Jr was an artist. That was another realm we communicated well in. When he first saw my paintings he was intimidated. "I don't see how you can do that." I told him I figured it out the same way he figured out the banjo, and I don't see how he can play the banjo like he could. He got it in that moment. From then on he was comfortable with my paintings. Until then, he felt sorry for me because I couldn't weld or operate a bull-noser or shoot a grouse. He understood I get the same kick painting as he got pickin. I think of Jr one hell of an artist, among the better ones in his place and time, where the bar ran way high. There is no visual art tradition here in the mountains, such as painting. Quilting is a visual art form, but it's not painting. Music making was the only active art form I found in the area. Jr would roll on the floor laughing at being called an artist.

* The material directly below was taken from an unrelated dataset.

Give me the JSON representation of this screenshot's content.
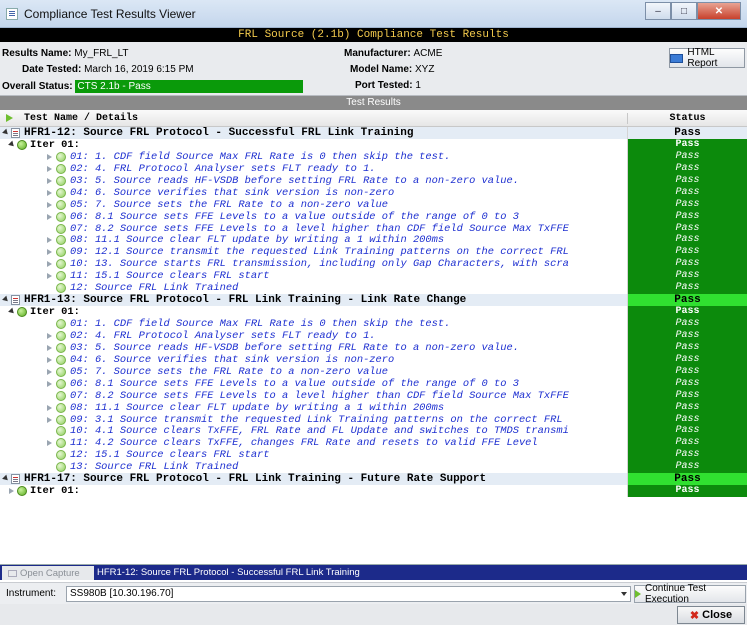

Scott Freeman and Willard Gayheart, excellent musicians, both good song writers, both good singers. Bobby Patterson of Heritage Records in Woodlawn is an artist. Like I've had to find intelligence manifested in mountain culture differently from in city culture. I've known several people here from other places who can't find intelligence outside their own box of beliefs. That's ok. It took me a long time to get over my own belief systems from my life in the flatland. I wasn't a bit slow at seeing intelligence in the mountain people. It's the first thing I saw. Next thing I saw was they were all philosophers. My grandmother was a philosopher. She's where I got it. When my parachute landed me here, I fell in among philosophs, though you might not want to call them that. I find it a good thing the mountain people are largely ignored as a culture by newcomers. No sentences that start, "You know what you oughta do?" "You need to get those rusted pickups out of your yard, to start with." "What'r'ya keepin em for?" We've had so many of these people coming into the mountains that counties are passing laws saying you can't have rusted pickups and cars in your yard. Totally absurd. Years ago, nothing told me better that I'm in the mountains than a yard with cars and pickups that didn't run, and an engine block hanging from a swing set by a rusted chain. Not everybody wants to be suburban middle class. Sameness might be model living for some, but not for all.



The light fades. Looking at the paint applied today, the upper color and the lower color look the same, have the same intensity. In half light the contrast of the dark and the light stands out even bolder. I'm seeing painting the black suits with the light reflecting off parts of them in a mildly cubist kind of way. I want to get patches of reflected light on them to the point they appear flooded with light, which they are in a concert. I can use the light reflections to place the figures forward or back. I have the thrill of anticipating putting microphone stands around in front of the musicians. That's one of those things like a fiddle bow that I study the entire time working on the image. By the time it needs doing, I'm ready. It's just a mental readiness, seeing how to do it, seeing I can do it, seeing it's the same as done.